Teaching menus

I have been trying to figure out the right thing to serve before my creamy leek, scallop and cod chowder for weeks.  It’s tricky making menus for a cooking class in France.  I need to capture the terroir, the season, the lust for taste and without getting complicated or taking too long.  I need to have enough burners on the stove and space in the oven for everything to be ready at the right time.  I have to engage my audience, but not overwhelm; I have to seduce them slowly and profoundly–I want them to smell, stir, and eat France, and to take home a need to cook and recreate.

I think about it staring at unfolded piles of laundry and marching up the steel slabs of steps of the Polaski Bridge.  I ponder textures and timing and balance.  I need a saturation of delight but just enough to start a smoke of wonder about what’s coming next.  The goal is to need for more.

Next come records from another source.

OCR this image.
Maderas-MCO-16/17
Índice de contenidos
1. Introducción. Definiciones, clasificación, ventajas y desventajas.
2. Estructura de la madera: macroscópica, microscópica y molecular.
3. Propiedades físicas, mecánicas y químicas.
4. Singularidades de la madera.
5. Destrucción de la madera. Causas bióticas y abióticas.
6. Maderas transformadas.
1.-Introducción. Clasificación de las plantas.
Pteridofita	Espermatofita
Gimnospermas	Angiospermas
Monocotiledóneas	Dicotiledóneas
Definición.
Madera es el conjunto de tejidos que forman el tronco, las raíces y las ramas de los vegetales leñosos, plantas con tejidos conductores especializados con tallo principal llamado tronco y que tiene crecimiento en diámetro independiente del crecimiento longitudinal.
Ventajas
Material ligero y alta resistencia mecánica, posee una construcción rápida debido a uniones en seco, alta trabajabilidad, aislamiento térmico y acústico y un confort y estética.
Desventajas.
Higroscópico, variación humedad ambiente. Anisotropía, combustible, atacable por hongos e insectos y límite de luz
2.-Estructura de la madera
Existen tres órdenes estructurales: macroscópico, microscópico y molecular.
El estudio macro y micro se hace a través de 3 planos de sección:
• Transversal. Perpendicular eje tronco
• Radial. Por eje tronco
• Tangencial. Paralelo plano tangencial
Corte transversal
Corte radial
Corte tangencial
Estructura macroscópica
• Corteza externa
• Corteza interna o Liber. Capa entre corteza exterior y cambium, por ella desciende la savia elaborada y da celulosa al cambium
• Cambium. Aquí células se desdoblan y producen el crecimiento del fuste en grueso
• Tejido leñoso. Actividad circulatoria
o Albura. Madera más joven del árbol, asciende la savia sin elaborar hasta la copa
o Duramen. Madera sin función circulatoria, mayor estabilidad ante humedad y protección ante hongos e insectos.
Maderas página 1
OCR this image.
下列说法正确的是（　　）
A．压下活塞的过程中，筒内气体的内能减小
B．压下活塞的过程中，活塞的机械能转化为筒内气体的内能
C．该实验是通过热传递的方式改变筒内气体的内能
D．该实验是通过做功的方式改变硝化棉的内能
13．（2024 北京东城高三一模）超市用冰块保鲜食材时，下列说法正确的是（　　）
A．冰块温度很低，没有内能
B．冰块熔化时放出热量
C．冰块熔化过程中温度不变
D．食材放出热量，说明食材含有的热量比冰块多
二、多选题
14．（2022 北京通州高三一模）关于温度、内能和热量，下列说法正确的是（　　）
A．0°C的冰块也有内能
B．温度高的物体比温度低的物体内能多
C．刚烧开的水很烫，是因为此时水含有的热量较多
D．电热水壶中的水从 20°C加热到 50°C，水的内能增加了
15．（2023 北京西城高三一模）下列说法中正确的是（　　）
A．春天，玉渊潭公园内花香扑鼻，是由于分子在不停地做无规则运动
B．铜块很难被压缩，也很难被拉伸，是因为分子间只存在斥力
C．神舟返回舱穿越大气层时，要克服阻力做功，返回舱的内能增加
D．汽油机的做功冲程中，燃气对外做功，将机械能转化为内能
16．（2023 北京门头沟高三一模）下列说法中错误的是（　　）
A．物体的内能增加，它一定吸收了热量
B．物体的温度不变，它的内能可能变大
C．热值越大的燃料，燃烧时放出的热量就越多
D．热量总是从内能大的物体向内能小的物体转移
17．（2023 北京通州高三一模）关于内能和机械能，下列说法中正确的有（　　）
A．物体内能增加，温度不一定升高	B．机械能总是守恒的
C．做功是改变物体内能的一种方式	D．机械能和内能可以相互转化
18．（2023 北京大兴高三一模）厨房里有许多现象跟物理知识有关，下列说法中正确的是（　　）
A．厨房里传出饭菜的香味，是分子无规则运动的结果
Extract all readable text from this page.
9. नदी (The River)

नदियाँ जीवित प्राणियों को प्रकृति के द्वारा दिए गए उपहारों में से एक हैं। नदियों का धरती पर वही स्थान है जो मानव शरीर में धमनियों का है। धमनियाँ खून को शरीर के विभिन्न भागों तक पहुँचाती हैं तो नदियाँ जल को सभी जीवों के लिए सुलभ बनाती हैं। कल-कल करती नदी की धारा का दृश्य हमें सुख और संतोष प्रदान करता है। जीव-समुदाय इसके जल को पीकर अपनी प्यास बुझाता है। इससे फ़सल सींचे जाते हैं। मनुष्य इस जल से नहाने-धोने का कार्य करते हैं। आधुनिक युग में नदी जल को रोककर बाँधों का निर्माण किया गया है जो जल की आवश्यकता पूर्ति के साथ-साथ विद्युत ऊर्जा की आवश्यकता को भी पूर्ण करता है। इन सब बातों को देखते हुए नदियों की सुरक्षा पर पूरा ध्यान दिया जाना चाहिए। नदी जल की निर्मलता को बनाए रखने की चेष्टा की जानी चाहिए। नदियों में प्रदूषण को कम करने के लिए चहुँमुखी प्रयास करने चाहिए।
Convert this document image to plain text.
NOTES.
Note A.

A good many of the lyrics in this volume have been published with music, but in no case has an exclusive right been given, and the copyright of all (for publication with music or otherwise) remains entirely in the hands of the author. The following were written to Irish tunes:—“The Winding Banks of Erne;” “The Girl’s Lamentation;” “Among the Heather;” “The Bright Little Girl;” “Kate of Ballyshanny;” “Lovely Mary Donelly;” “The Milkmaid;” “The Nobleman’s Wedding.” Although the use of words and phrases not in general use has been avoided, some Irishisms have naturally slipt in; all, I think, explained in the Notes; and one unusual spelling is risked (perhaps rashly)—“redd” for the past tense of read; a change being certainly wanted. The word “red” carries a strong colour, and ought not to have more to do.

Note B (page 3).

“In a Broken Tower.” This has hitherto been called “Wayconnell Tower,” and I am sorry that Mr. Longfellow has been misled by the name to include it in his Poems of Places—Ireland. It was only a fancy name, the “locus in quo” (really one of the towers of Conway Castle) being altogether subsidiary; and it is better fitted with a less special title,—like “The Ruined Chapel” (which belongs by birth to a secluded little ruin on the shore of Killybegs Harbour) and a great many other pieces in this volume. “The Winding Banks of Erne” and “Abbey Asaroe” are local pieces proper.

I decided on pumpkin.  Tiny dark green pumpkins with a deep orange flesh that are sliced, salted, oiled and roasted with no effort at all.  Over the fire, we’ll crisp up fat chunks of salted slab bacon into lardon and finish with just a few fried shallot slivers and flat leaves of parsley.

Next course: salad of frisee and tender dandelion leaves with an absolutely classic Dijon vinaigrette.

Dessert:  Lemons stirred into a sweet curd and baked into a crust.